Eighteen Partnership Commendations went to state resources agencies in 16 states, recognizing "the many cooperators who have contributed to the success of the National Wetlands Inventory program over the past three decades." Partnership Commendations specifically recognize State agencies and organizations that have contributed "in substantive ways" to support the mission of the National Wetlands Inventory program over the years. Their support has enabled the Service to digitally map almost half of the United States and help the wetlands program "complete numerous technical reports on wetlands as well as an array of special mapping and assessment projects." Agencies in the following States received Partnership Commendations:
California, Delaware, Georgia (two awards), Illinois, Indiana, Iowa, Maine, Maryland, Michigan, Minnesota, New York, North Carolina, Oregon, South Carolina, Virginia (two awards) and Washington.

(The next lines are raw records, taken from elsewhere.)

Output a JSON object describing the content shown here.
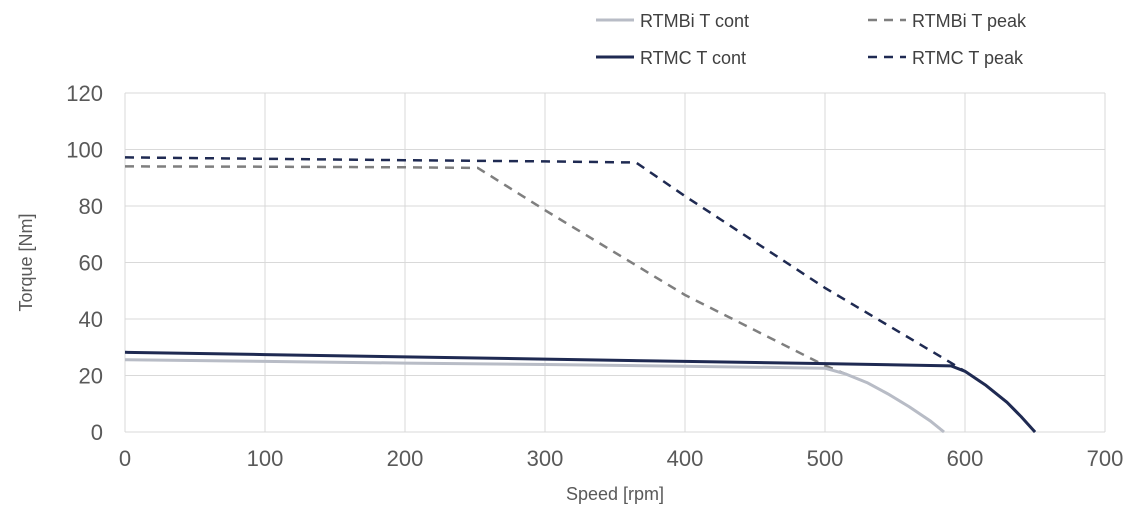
{
  "chart_data": {
    "type": "line",
    "title": "",
    "xlabel": "Speed [rpm]",
    "ylabel": "Torque [Nm]",
    "xlim": [
      0,
      700
    ],
    "ylim": [
      0,
      120
    ],
    "xticks": [
      0,
      100,
      200,
      300,
      400,
      500,
      600,
      700
    ],
    "yticks": [
      0,
      20,
      40,
      60,
      80,
      100,
      120
    ],
    "grid": "both",
    "legend_position": "top-right",
    "series": [
      {
        "name": "RTMBi T cont",
        "color": "#b8bcc6",
        "style": "solid",
        "x": [
          0,
          100,
          200,
          300,
          400,
          500,
          515,
          530,
          545,
          560,
          575,
          585
        ],
        "y": [
          25.6,
          25.0,
          24.4,
          23.9,
          23.3,
          22.6,
          20.5,
          17.5,
          13.5,
          9.0,
          4.0,
          0
        ]
      },
      {
        "name": "RTMBi T peak",
        "color": "#7f7f7f",
        "style": "dashed",
        "x": [
          0,
          100,
          200,
          252,
          300,
          400,
          500,
          515,
          530,
          545,
          560,
          575,
          585
        ],
        "y": [
          94,
          93.9,
          93.7,
          93.5,
          78.5,
          48.5,
          23.5,
          20.5,
          17.5,
          13.5,
          9.0,
          4.0,
          0
        ]
      },
      {
        "name": "RTMC T cont",
        "color": "#1f2a52",
        "style": "solid",
        "x": [
          0,
          100,
          200,
          300,
          400,
          500,
          590,
          600,
          615,
          630,
          640,
          650
        ],
        "y": [
          28.2,
          27.4,
          26.6,
          25.8,
          25.0,
          24.2,
          23.4,
          21.5,
          16.5,
          10.5,
          5.5,
          0
        ]
      },
      {
        "name": "RTMC T peak",
        "color": "#1f2a52",
        "style": "dashed",
        "x": [
          0,
          100,
          200,
          300,
          365,
          400,
          500,
          590,
          600,
          615,
          630,
          640,
          650
        ],
        "y": [
          97.2,
          96.7,
          96.2,
          95.8,
          95.4,
          83.5,
          51,
          24.5,
          21.5,
          16.5,
          10.5,
          5.5,
          0
        ]
      }
    ]
  }
}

The U.S. Fish and Wildlife Service is the principal Federal agency responsible for conserving, protecting and enhancing fish, wildlife and plants and their habitats for the continuing benefit of the American people. The Service manages the 95-million-acre National Wildlife Refuge System, which encompasses 545 national wildlife refuges, thousands of small wetlands and other special management areas. It also operates 69 national fish hatcheries, 63 Fish and Wildlife Management offices and 81 ecological services field stations. The agency enforces federal wildlife laws, administers the Endangered Species Act, manages migratory bird populations, restores nationally significant fisheries, conserves and restores wildlife habitat such as wetlands, and helps foreign governments with their conservation efforts. It also oversees the Federal Assistance program, which distributes hundreds of millions of dollars in excise taxes on fishing and hunting equipment to state fish and wildlife agencies.